En France c’est bien connu (ne riez pas) la presse mainstream est libre et indépendante. Tellement libre et indépendante, que certains journalistes se reconvertissent en porte-parole du ministère de l’Intérieur ! Et qu’une poignée de milliardaires détiennent financièrement à eux seuls la quasi-intégralité de la presse française, qui ne peut compter que sur leur financement et les subventions… étatiques. La boucle est bouclée.
Mais intéressons-nous plutôt au mouvement des Gilets jaunes, et au rôle joué par certains journalistes, rôle que l’on pourrait qualifier d’agent du Gouvernement, tant tout cela manque d’esprit critique.
Des exemples précis ? On en trouve à la pelle.
Ainsi, lorsque le ministre de l’Intérieur communique les chiffres du nombre de manifestants, toute la presse les reprend, sans broncher, sans faire son propre calcul.

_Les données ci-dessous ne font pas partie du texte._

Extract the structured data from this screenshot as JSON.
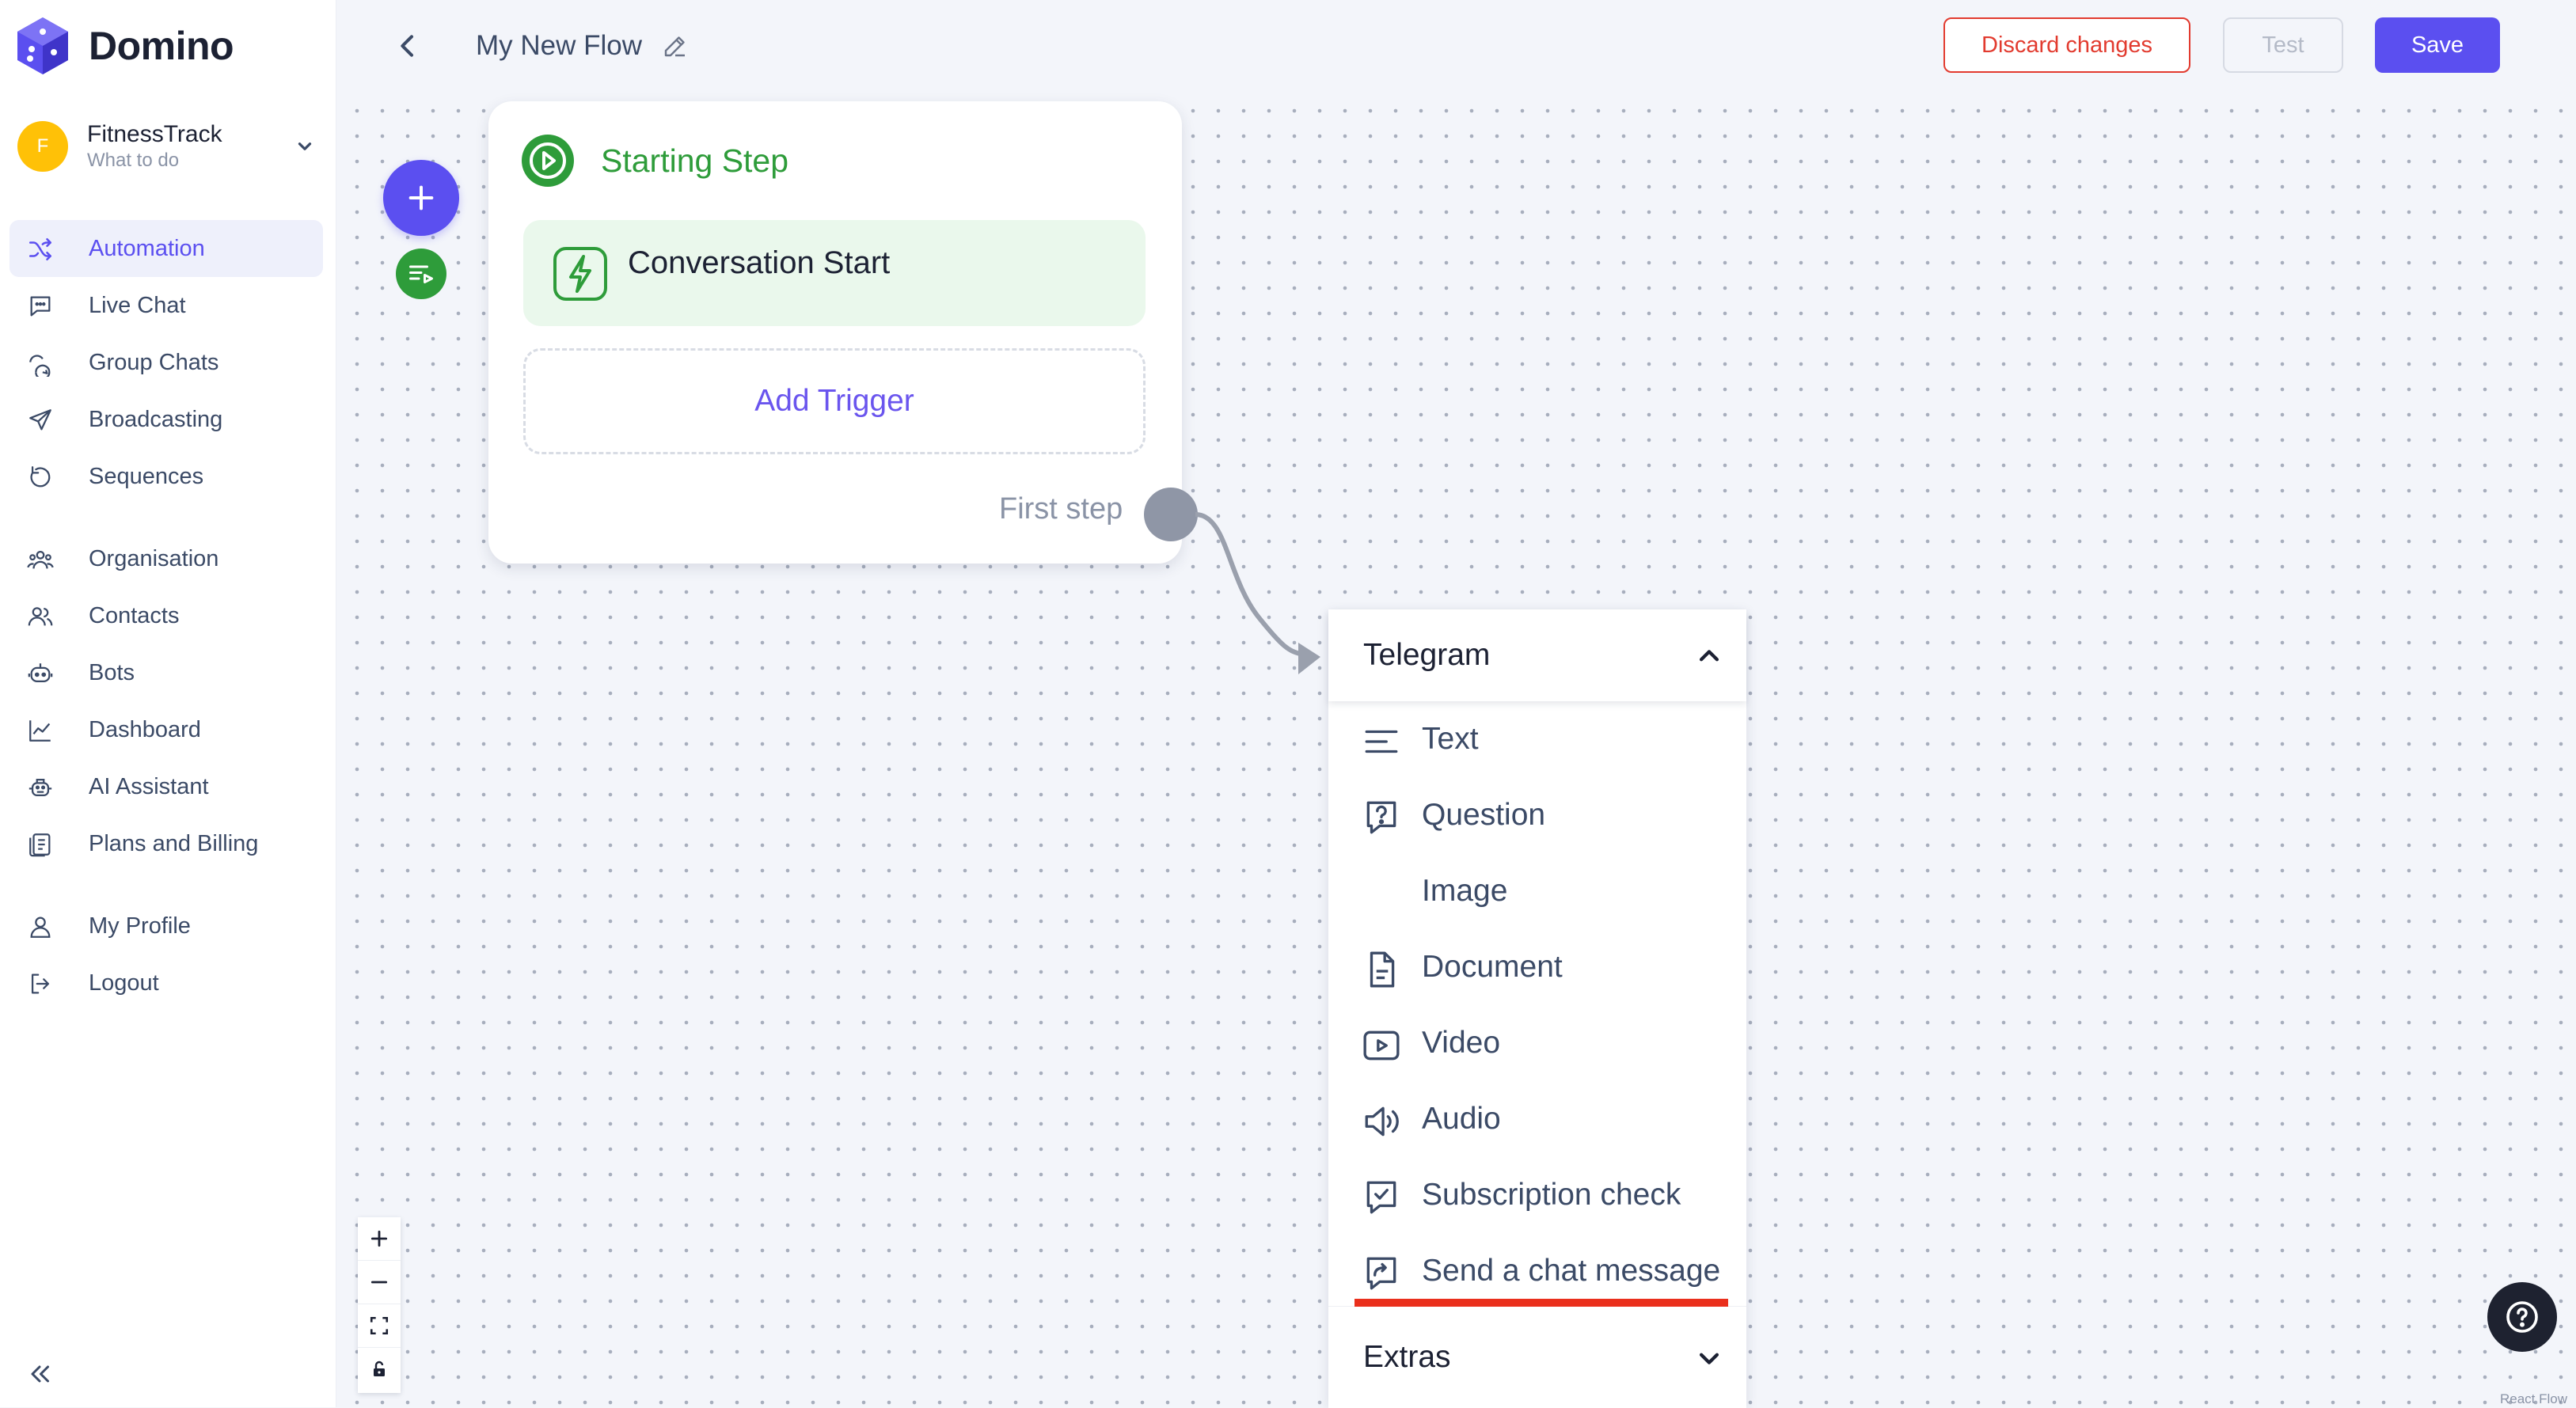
{
  "brand": {
    "name": "Domino"
  },
  "org": {
    "avatar_letter": "F",
    "name": "FitnessTrack",
    "subtitle": "What to do"
  },
  "sidebar": {
    "items": [
      {
        "label": "Automation",
        "icon": "shuffle-icon",
        "active": true
      },
      {
        "label": "Live Chat",
        "icon": "chat-bubble-icon"
      },
      {
        "label": "Group Chats",
        "icon": "group-chat-icon"
      },
      {
        "label": "Broadcasting",
        "icon": "paper-plane-icon"
      },
      {
        "label": "Sequences",
        "icon": "loop-icon"
      },
      {
        "label": "Organisation",
        "icon": "organisation-icon"
      },
      {
        "label": "Contacts",
        "icon": "contacts-icon"
      },
      {
        "label": "Bots",
        "icon": "bot-icon"
      },
      {
        "label": "Dashboard",
        "icon": "chart-line-icon"
      },
      {
        "label": "AI Assistant",
        "icon": "robot-icon"
      },
      {
        "label": "Plans and Billing",
        "icon": "billing-icon"
      },
      {
        "label": "My Profile",
        "icon": "user-icon"
      },
      {
        "label": "Logout",
        "icon": "logout-icon"
      }
    ]
  },
  "header": {
    "title": "My New Flow",
    "discard_label": "Discard changes",
    "test_label": "Test",
    "save_label": "Save"
  },
  "node": {
    "title": "Starting Step",
    "trigger_label": "Conversation Start",
    "add_trigger_label": "Add Trigger",
    "first_step_label": "First step"
  },
  "menu": {
    "section_title": "Telegram",
    "items": [
      {
        "label": "Text",
        "icon": "text-lines-icon"
      },
      {
        "label": "Question",
        "icon": "question-bubble-icon"
      },
      {
        "label": "Image",
        "icon": ""
      },
      {
        "label": "Document",
        "icon": "document-icon"
      },
      {
        "label": "Video",
        "icon": "video-icon"
      },
      {
        "label": "Audio",
        "icon": "speaker-icon"
      },
      {
        "label": "Subscription check",
        "icon": "check-bubble-icon"
      },
      {
        "label": "Send a chat message",
        "icon": "forward-bubble-icon"
      }
    ],
    "extras_title": "Extras"
  },
  "attribution": "React Flow",
  "colors": {
    "accent": "#5b4ff0",
    "green": "#2e9c3a",
    "danger": "#e23b2f",
    "highlight_underline": "#ea2f1c"
  }
}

Au cœur de ce dispositif « indépendant », l’AFP, l’Agence France Presse, cette agence qui évite parfois aux journalistes d’aller sur le terrain et de travailler, se contentant de reprendre ici ou là des dépêches. « Gilets jaunes » : près de 283 000 manifestants en France, selon l’Intérieur, titraient ainsi de nombreux médias au soir de la première mobilisation des Gilets jaunes.

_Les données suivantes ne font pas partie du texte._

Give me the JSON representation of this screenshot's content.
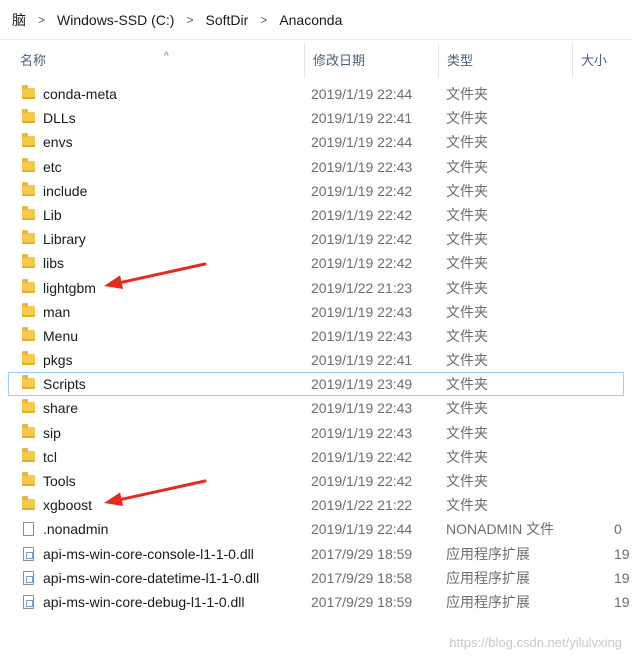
{
  "breadcrumb": {
    "items": [
      "脑",
      "Windows-SSD (C:)",
      "SoftDir",
      "Anaconda"
    ]
  },
  "columns": {
    "name": "名称",
    "date": "修改日期",
    "type": "类型",
    "size": "大小"
  },
  "files": [
    {
      "name": "conda-meta",
      "date": "2019/1/19 22:44",
      "type": "文件夹",
      "size": "",
      "icon": "folder-icon"
    },
    {
      "name": "DLLs",
      "date": "2019/1/19 22:41",
      "type": "文件夹",
      "size": "",
      "icon": "folder-icon"
    },
    {
      "name": "envs",
      "date": "2019/1/19 22:44",
      "type": "文件夹",
      "size": "",
      "icon": "folder-icon"
    },
    {
      "name": "etc",
      "date": "2019/1/19 22:43",
      "type": "文件夹",
      "size": "",
      "icon": "folder-icon"
    },
    {
      "name": "include",
      "date": "2019/1/19 22:42",
      "type": "文件夹",
      "size": "",
      "icon": "folder-icon"
    },
    {
      "name": "Lib",
      "date": "2019/1/19 22:42",
      "type": "文件夹",
      "size": "",
      "icon": "folder-icon"
    },
    {
      "name": "Library",
      "date": "2019/1/19 22:42",
      "type": "文件夹",
      "size": "",
      "icon": "folder-icon"
    },
    {
      "name": "libs",
      "date": "2019/1/19 22:42",
      "type": "文件夹",
      "size": "",
      "icon": "folder-icon"
    },
    {
      "name": "lightgbm",
      "date": "2019/1/22 21:23",
      "type": "文件夹",
      "size": "",
      "icon": "folder-icon"
    },
    {
      "name": "man",
      "date": "2019/1/19 22:43",
      "type": "文件夹",
      "size": "",
      "icon": "folder-icon"
    },
    {
      "name": "Menu",
      "date": "2019/1/19 22:43",
      "type": "文件夹",
      "size": "",
      "icon": "folder-icon"
    },
    {
      "name": "pkgs",
      "date": "2019/1/19 22:41",
      "type": "文件夹",
      "size": "",
      "icon": "folder-icon"
    },
    {
      "name": "Scripts",
      "date": "2019/1/19 23:49",
      "type": "文件夹",
      "size": "",
      "icon": "folder-icon",
      "selected": true
    },
    {
      "name": "share",
      "date": "2019/1/19 22:43",
      "type": "文件夹",
      "size": "",
      "icon": "folder-icon"
    },
    {
      "name": "sip",
      "date": "2019/1/19 22:43",
      "type": "文件夹",
      "size": "",
      "icon": "folder-icon"
    },
    {
      "name": "tcl",
      "date": "2019/1/19 22:42",
      "type": "文件夹",
      "size": "",
      "icon": "folder-icon"
    },
    {
      "name": "Tools",
      "date": "2019/1/19 22:42",
      "type": "文件夹",
      "size": "",
      "icon": "folder-icon"
    },
    {
      "name": "xgboost",
      "date": "2019/1/22 21:22",
      "type": "文件夹",
      "size": "",
      "icon": "folder-icon"
    },
    {
      "name": ".nonadmin",
      "date": "2019/1/19 22:44",
      "type": "NONADMIN 文件",
      "size": "0",
      "icon": "file-icon"
    },
    {
      "name": "api-ms-win-core-console-l1-1-0.dll",
      "date": "2017/9/29 18:59",
      "type": "应用程序扩展",
      "size": "19",
      "icon": "dll-file-icon"
    },
    {
      "name": "api-ms-win-core-datetime-l1-1-0.dll",
      "date": "2017/9/29 18:58",
      "type": "应用程序扩展",
      "size": "19",
      "icon": "dll-file-icon"
    },
    {
      "name": "api-ms-win-core-debug-l1-1-0.dll",
      "date": "2017/9/29 18:59",
      "type": "应用程序扩展",
      "size": "19",
      "icon": "dll-file-icon"
    }
  ],
  "annotations": {
    "arrow_color": "#e8291f",
    "arrow_targets": [
      "lightgbm",
      "xgboost"
    ]
  },
  "watermark": "https://blog.csdn.net/yilulvxing",
  "colors": {
    "selection_border": "#99d1ff",
    "header_text": "#4c607a",
    "secondary_text": "#6d6d6d"
  }
}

Ainsi, les mêmes journalistes qui sont, à raison, sceptiques lorsqu’ils reçoivent la communication d’un Donald Trump, d’un Vladimir Poutine, ne cherchent même pas à creuser, à obtenir le vrai chiffre (le fameux « selon les manifestants » ou « selon les organisateurs », qui est systématiquement donné lors des manifestations syndicales notamment).
A la télévision ou à la radio, défilent ces agents, d’Alain Duhamel à M. Leclerc sur CNews, chargés systématiquement (par idéologie ?) de défendre l’action gouvernementale…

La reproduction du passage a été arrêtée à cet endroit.